Penalties for Late Notification

Failure to meet Notification Deadlines can trigger civil monetary penalties under HIPAA’s four‑tier structure, which scales with the organization’s level of culpability—from lack of knowledge to willful neglect not corrected in time. Penalties are assessed per violation and subject to annual caps that are adjusted for inflation.

Regulators weigh factors such as the duration of the delay, harm to individuals, cooperation, past compliance history, and the adequacy of corrective actions. Late notice can also lead to resolution agreements, multi‑year corrective action plans, and significant reputational damage.

Best Practices for Compliance

• Encrypt PHI at rest and in transit to reduce the risk that a security incident becomes a reportable breach of Unsecured Protected Health Information.
• Establish a written incident response plan with clear internal escalation targets (for example, triage within 24 hours, decision on reportability within a few days).
• Document your risk assessments, Notification Deadlines, and decisions, including any law enforcement delay letters or oral holds.
• Maintain a year‑round breach log to streamline under‑500 annual reporting and ensure accuracy in the HHS Online Portal.
• Train workforce members and contractors on the Breach Notification Rule and phishing, email security, and data handling.
• Manage vendors with robust business associate agreements, right‑to‑audit clauses, and proof of security controls.
• Perform tabletop exercises to test HIPAA Breach Reporting workflows and message templates for individual and media notices.

FAQs.

What is the 60-day rule for notifying HHS of a breach?
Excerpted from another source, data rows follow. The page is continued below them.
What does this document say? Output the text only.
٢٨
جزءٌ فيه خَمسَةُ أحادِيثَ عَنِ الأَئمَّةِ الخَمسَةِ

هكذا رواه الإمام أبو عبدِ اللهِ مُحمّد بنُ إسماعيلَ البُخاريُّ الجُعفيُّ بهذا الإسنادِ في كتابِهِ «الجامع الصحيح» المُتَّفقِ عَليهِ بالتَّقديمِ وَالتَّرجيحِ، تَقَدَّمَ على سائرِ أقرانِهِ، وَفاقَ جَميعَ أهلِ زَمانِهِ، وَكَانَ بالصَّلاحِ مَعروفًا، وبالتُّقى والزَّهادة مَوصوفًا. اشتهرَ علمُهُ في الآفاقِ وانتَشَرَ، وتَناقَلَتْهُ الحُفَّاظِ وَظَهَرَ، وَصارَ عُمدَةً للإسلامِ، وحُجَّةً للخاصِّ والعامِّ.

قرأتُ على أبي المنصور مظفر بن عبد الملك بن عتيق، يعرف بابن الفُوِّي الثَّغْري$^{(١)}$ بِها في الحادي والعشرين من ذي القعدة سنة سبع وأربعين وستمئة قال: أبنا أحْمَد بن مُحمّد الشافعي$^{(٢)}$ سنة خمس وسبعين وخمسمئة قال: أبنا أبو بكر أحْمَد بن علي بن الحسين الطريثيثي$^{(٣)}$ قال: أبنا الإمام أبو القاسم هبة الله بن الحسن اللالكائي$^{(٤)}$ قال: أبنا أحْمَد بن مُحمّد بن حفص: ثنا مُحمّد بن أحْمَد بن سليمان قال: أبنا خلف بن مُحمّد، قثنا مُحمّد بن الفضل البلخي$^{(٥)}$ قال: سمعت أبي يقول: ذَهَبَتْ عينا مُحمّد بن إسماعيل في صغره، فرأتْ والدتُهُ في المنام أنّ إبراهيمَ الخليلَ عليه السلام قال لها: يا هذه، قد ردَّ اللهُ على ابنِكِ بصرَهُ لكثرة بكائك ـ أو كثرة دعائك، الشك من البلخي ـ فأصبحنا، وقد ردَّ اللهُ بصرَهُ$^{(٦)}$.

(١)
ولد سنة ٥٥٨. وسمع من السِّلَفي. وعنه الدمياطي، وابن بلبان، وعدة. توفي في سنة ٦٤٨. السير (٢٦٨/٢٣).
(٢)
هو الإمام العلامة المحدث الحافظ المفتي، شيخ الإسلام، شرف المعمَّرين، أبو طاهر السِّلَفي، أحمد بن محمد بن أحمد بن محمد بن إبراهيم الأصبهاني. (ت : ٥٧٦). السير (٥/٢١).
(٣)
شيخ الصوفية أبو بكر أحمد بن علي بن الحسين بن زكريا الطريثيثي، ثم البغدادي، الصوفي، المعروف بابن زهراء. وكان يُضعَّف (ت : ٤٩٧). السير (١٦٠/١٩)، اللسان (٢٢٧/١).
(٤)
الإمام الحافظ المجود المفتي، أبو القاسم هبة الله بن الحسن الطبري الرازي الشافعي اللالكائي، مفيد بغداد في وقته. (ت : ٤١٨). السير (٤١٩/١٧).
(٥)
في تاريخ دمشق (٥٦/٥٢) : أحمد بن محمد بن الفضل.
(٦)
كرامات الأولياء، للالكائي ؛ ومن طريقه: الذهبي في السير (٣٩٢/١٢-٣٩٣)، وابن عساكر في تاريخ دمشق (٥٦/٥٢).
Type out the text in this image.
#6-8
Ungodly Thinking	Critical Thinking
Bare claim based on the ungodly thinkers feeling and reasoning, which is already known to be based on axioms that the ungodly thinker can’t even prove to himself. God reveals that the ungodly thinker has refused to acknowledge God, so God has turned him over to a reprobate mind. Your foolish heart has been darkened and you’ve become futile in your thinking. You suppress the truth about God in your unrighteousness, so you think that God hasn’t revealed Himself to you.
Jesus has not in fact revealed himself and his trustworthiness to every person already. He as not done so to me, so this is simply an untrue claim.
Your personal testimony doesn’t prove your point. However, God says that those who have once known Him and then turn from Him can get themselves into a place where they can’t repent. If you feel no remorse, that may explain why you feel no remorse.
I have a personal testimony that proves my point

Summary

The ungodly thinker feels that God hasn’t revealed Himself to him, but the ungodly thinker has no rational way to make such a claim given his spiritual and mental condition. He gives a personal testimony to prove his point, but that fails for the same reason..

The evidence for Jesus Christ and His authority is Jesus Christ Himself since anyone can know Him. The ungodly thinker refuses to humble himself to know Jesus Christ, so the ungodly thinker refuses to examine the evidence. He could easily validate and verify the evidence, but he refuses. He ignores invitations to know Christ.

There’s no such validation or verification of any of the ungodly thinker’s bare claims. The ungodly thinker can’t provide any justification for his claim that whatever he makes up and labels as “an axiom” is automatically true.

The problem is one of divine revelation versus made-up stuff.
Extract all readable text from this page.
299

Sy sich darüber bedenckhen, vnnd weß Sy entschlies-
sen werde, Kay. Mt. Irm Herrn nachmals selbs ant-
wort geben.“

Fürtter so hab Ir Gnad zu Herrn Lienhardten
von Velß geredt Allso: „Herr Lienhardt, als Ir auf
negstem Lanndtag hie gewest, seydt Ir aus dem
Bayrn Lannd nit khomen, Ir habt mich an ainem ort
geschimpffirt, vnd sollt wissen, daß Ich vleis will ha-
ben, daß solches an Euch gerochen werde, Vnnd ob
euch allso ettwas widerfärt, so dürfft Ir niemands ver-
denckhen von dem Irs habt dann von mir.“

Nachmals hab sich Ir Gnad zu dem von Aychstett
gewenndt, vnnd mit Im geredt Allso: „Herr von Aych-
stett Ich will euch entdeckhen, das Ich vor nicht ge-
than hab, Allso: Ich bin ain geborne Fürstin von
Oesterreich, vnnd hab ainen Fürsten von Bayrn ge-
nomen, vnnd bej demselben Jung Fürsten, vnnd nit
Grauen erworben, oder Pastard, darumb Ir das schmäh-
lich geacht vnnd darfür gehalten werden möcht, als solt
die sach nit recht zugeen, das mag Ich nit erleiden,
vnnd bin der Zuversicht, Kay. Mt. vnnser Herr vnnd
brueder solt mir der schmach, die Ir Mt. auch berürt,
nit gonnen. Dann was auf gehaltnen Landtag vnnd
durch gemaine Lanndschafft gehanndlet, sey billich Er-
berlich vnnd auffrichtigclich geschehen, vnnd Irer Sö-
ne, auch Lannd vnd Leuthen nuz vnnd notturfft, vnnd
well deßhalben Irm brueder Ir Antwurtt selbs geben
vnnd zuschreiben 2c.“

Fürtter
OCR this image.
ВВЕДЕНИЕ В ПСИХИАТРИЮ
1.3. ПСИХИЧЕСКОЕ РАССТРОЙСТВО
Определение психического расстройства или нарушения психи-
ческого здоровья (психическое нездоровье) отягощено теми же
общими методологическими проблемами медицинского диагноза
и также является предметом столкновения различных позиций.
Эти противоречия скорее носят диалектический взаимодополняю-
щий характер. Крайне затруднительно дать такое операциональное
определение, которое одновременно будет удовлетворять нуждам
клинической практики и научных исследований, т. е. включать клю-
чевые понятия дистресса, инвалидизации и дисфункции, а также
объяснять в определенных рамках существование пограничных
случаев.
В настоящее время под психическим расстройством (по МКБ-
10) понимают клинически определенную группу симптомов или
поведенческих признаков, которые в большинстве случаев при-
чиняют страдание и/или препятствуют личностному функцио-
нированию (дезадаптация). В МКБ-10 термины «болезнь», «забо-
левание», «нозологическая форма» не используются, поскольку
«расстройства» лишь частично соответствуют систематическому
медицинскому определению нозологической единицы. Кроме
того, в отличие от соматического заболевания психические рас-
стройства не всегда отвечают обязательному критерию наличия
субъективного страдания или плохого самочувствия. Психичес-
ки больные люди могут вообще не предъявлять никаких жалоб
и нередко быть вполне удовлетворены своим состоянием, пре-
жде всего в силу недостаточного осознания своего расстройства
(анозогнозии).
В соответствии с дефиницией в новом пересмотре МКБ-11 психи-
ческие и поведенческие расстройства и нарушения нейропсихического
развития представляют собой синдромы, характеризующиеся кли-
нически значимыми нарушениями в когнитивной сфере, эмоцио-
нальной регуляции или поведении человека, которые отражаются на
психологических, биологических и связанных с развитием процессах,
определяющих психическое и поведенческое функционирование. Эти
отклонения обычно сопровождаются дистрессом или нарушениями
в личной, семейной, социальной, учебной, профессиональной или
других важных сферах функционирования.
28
The 60‑day rule requires you to notify HHS without unreasonable delay and in no case later than 60 calendar days after discovering a breach of Unsecured Protected Health Information. Treat 60 days as an outer limit, not a target; file as soon as the core facts are known.

When must breaches affecting fewer than 500 individuals be reported?

Log each incident and report it to HHS no later than 60 days after the end of the calendar year in which the breaches were discovered—typically by March 1 of the following year (February 29 in a leap year). Individual notifications are still due within 60 days of discovery.

How should covered entities notify HHS of a breach?

Submit a breach report through the HHS Online Portal. Provide discovery and occurrence dates, number of individuals affected, type and location of the incident, PHI types involved, a narrative description, mitigation steps, and a contact person. Update the report if new information emerges.

What are the penalties for failing to notify HHS on time?

Late or missing notices can result in civil monetary penalties under HIPAA’s tiered system, corrective action plans, and public posting of large breaches. Regulators consider the length of delay, harm to individuals, organizational culpability, and remediation efforts when determining outcomes.